Santiago proves an easy and enjoyable place to spend time away from work. The Plaza de Armas anchors the historic section of the city; the elegant plaza includes several 19th-century buildings. After a stroll through the shop-lined streets of the Lastarria neighborhood, hop aboard the funicular and aerial tramway that floats above the city’s massive Metropolitan Park for views of the city. The ride ends in Bellavista, a hip neighborhood known for street art, galleries and outdoor cafés. Farther northeast, in Las Condes and Vitacura, you’ll find designer boutiques and elegant restaurants. For more low-key shopping, visit Centro Los Dominicos, an artisan village where you can wander through more than 200 stalls filled with gorgeous wool and alpaca goods, local foods, jewelry and art. Farther afield, in the coastal city of Valparaíso, street artists armed with nothing but paint and imagination transformed brick walls, buildings, staircases and even curbs into works of art. Wine lovers can visit Maipo Valley’s Undurraga Winery, established in the 19th century with vines hand-carried from France. The winery’s graceful historic hacienda hosts wine tastings.
Occupying a pair of 1920s mansions in trendy Bellavista, the 15-room Aubrey boutique hotel welcomes guests with a pisco sour at check-in. Complimentary breakfast is served in a leafy courtyard.
Constitución 317, Bellavista
Mandarin Oriental, Santiago
A parklike setting, gorgeous views and a highly regarded restaurant serving Asian fusion cuisine make this Las Condes high-rise popular with both business and leisure travelers.
Presidente Kennedy Ave. 4601, Las Condes
The Ritz-Carlton, Santiago
Situated in Santiago’s posh Las Condes neighborhood, this clubby hotel features a wood-paneled lobby bar and a rooftop pool within a glass cupola.
El Alcalde 15, Las Condes
Hyper-local Boragó is widely regarded as Santiago’s top dining experience; in 2021 it ranked as one of the World’s 50 Best Restaurants.
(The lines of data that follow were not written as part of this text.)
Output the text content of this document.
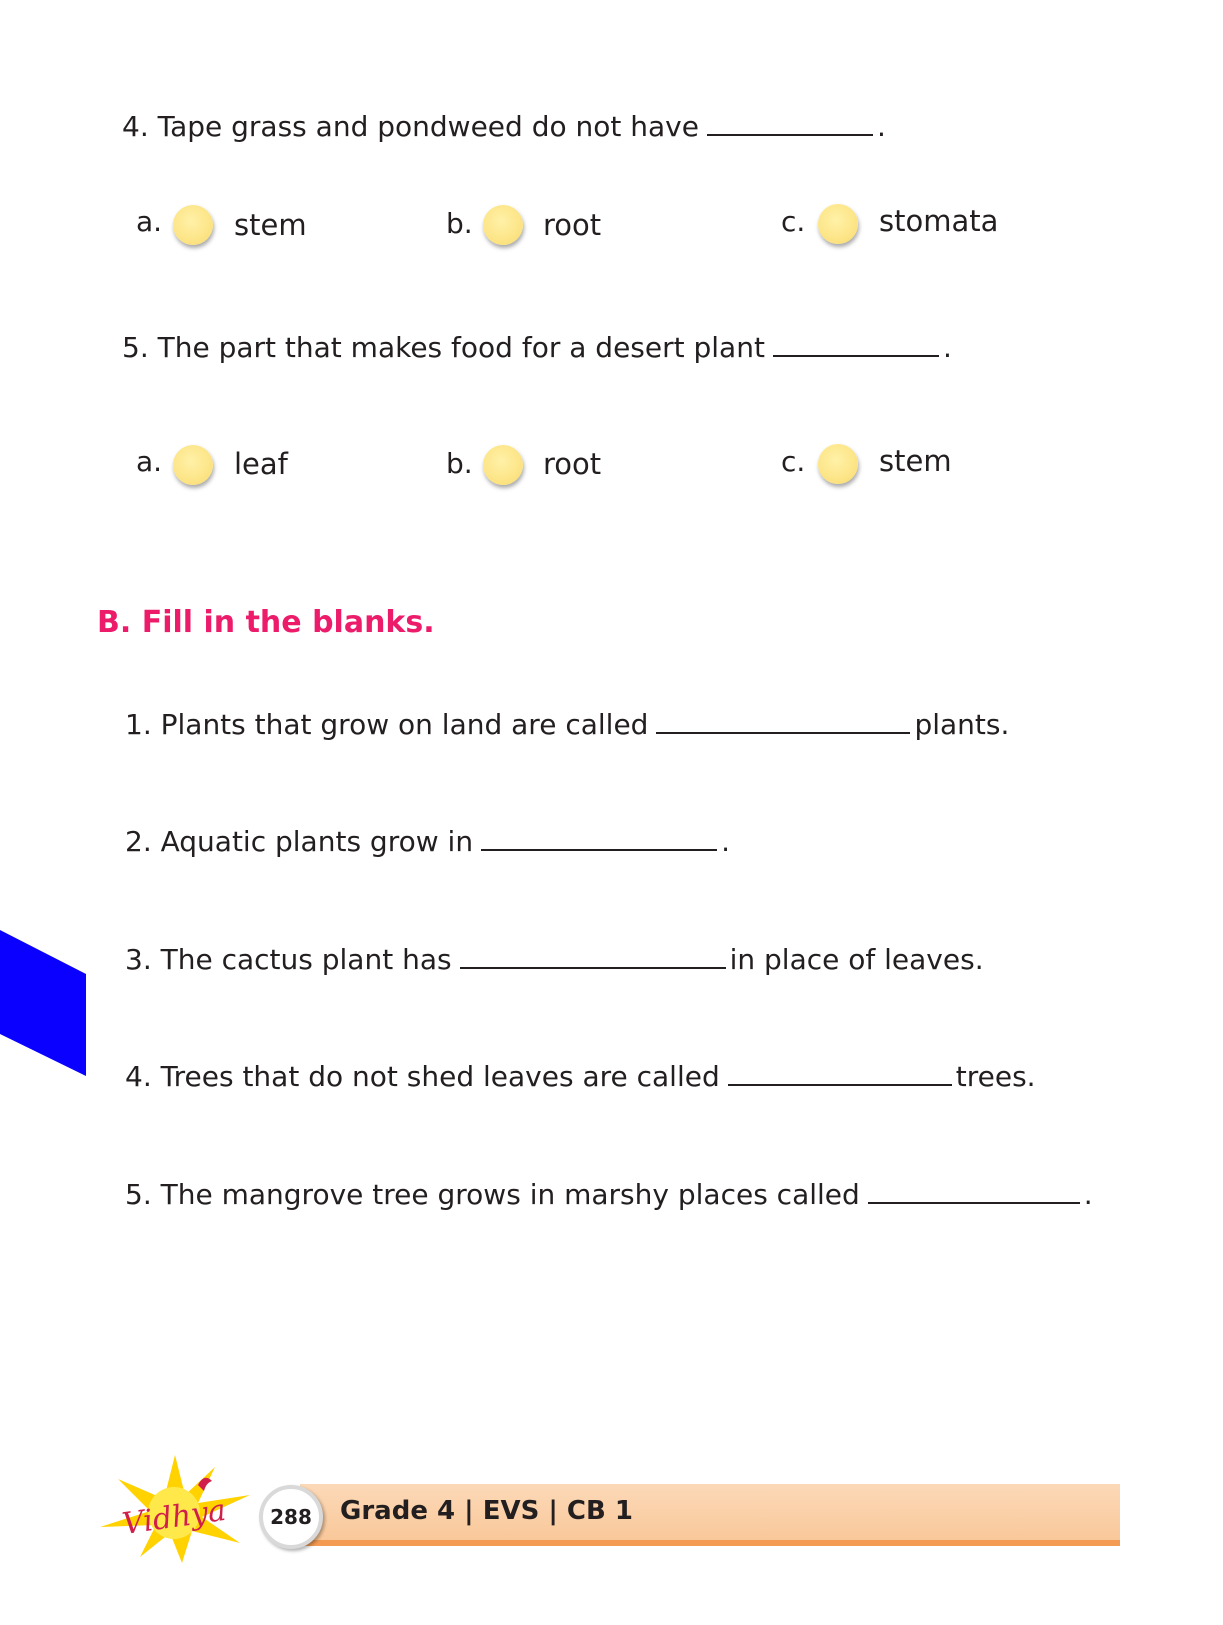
4. Tape grass and pondweed do not have	.
a. stem	b. root	c.	stomata
5. The part that makes food for a desert plant	.
a. leaf	b. root	c.	stem
B. Fill in the blanks.
1. Plants that grow on land are called	plants.
2. Aquatic plants grow in	.
3. The cactus plant has	in place of leaves.
4. Trees that do not shed leaves are called	trees.
5. The mangrove tree grows in marshy places called	.
Vidhya	288	Grade 4 | EVS | CB 1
Each dish, sophisticated or rustic, is a love letter to Chile’s bounty.
Av. San José María Escrivá de Balaguer 5970
Though Mestizo is best known for super-fresh ceviche, tender grilled octopus and creamy mascarpone risotto, the lakeside setting on the edge of Bicentennial Park proves equally stunning.
Dinner at 040 unfolds each night like a theater performance, with each of the 12 courses arriving like clockwork, perfectly paired with wine or a miniature cocktail.
Calle Antonia López de Bello 40
JUST THE FACTS
Time zone: GMT -3 in summer (Southern Hemisphere); GMT -4 in winter
Phone code: Country code: 56
City code: 2
Currency: Chilean peso
Key industries: Agriculture, mining, construction, health care, telecommunications equipment
COMING AND GOING
U.S. citizens must have a valid passport; no visa required. You will be given a tourist card upon arrival; it must be surrendered when you leave. If it is lost or stolen it must be replaced before you will be allowed to leave, a process that may take days.